As your waiter shows you to your table, you are led through a noisy front room, past communal tables, and into a quiet back room with dim lighting and pointed fixtures, which create a relaxed, yet sophisticated ambience. This journey perfectly parallels the spot République holds in the Los Angeles food scene. With an overwhelming abundance of different cuisines, styles, and restaurants, and the constant inclination towards hip innovation in the restaurant-scape of the city, République cuts through the noise and offers focused, artfully crafted dishes that will leave you feeling refreshed from the pandemonium of the Los Angeles dining scene.
Immediately upon being seated, not only was I asked which type of water I prefer (I, the plebeian, went for flat water), but I was also offered breadsticks. This thoughtful gesture was the first glimpse I got of the attention and care République puts into the diner’s experience. The breadsticks were fresh, salty, and had hints of parmesan. The crisp noise produced from biting into them signified the beginning of what was to be an elegant meal.
The sophistication of République extends to one of the most primitive yet delicious foods: the french fry. Oh, the french fry. Although this food item is often associated with fast-food dining, République elevates fries through their light handed seasoning, garlic aioli, and pursuit of consistency. Unlike most french fry servings, where the crispiness of the fries vary, all of République’s fries (served in a cone-shaped receptacle) are perfectly golden. The garlic flavor of the fries shines through, and the earthiness and crispiness is retained, due to the deliberate choice to leave the skin on the potato. Although the fries are delicious even when unaccompanied, the aioli elevates the dish even further. Most aiolis are very lemony to mask the taste of garlic that is not fresh. However, République’s conservative use of lemon serves to highlight the freshness of the ingredients in the aioli.
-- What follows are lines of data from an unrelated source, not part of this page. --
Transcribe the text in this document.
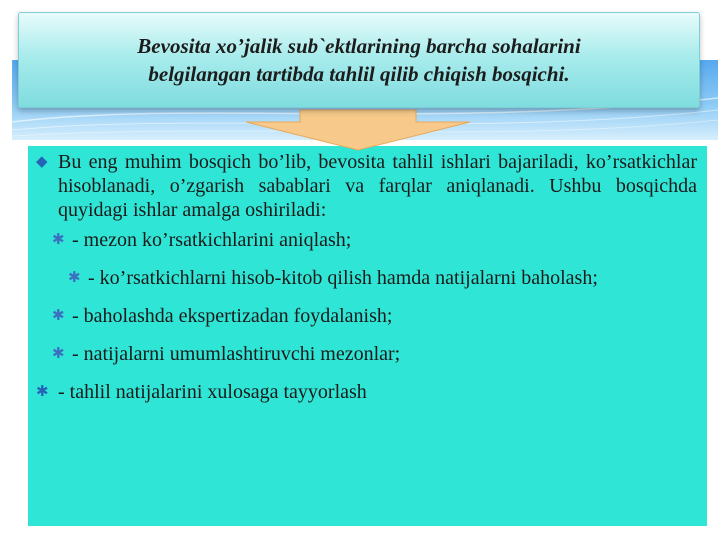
Bevosita xo’jalik sub`ektlarining barcha sohalarini
belgilangan tartibda tahlil qilib chiqish bosqichi.
◆ Bu eng muhim bosqich bo’lib, bevosita tahlil ishlari bajariladi, ko’rsatkichlar hisoblanadi, o’zgarish sabablari va farqlar aniqlanadi. Ushbu bosqichda quyidagi ishlar amalga oshiriladi:
✱ - mezon ko’rsatkichlarini aniqlash;
✱ - ko’rsatkichlarni hisob-kitob qilish hamda natijalarni baholash;
✱ - baholashda ekspertizadan foydalanish;
✱ - natijalarni umumlashtiruvchi mezonlar;
✱ - tahlil natijalarini xulosaga tayyorlash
République tries to create art with the dining experience they provide you, and the Hamachi crudo is the dish that best highlights their success in this endeavor. The light pink flesh of the fish is brightened by the red peppers and a yellow-orange yuzu marinade that serves as a bed for the large cubes of Hamachi. The acidic marinade serves as a nice contrast to the buttery fish. The dish was almost radiant; its freshness cleansed the palate, but at the same time the distinct flavors lent themselves to analysis.
Although République is a French restaurant, they have mastered the Italian dish of spinach cavatelli. Automatic curiosity hits when the green rolled pieces of pasta come out of the kitchen and plate is placed in front of you. The pasta is hand rolled, adding a chewiness that makes eating the pasta an interactive experience, as you sink your teeth into the piece of pasta and are forced to pay attention to the layers of flavor released after each time you chew. République’s ultra luxuriant brown butter sauce adds substance to the already intricate pasta, and a mix of mushrooms on the plate gives the dish woody undertones. The springy texture of the mushrooms is almost a play on the chewiness of the pasta. The dish was so rich that my palette almost felt exhausted.
Walter Manzke, the head chef and owner of République, says that his career was made by a handful of dishes; after you try the Mary’s Organic rotisserie chicken, you will understand why it plays such a significant role in Manzke’s career. The rotisserie chicken is everything you would expect of a classically French roasted chicken, but with a twist; the chicken has a distinct smokiness to it, a flavor similar to that of smoked ham. It is served in a cast iron skillet in its own jus, but with some paprika-like heat added. Although the chicken is the star of the dish, there are some interesting accompaniments in the pan. The wilted kale is there more for color, and doesn’t add much to the flavor of the dish. However, the white beans add a density of texture. Although they added a beautiful pop of color to the dish, the blistered tomatoes were sickeningly sweet, tiptoeing dangerously on the line of complementing the savory and smoky aspects of the dish, and overpowering them. It is important to note that of all the dishes I had, this one was the only distinctly French dish.
Throughout the night, I was impressed by République’s sophistication, poise, and innovation. Every detail, from the waiter offering me breadsticks to the uniformity of crispiness of the french fries to the bite of the cavatelli was intentional, and amalgamate to create a refined yet fun experience. République’s exciting ensemble of focused dishes make it an important destination of the Los Angeles food scene.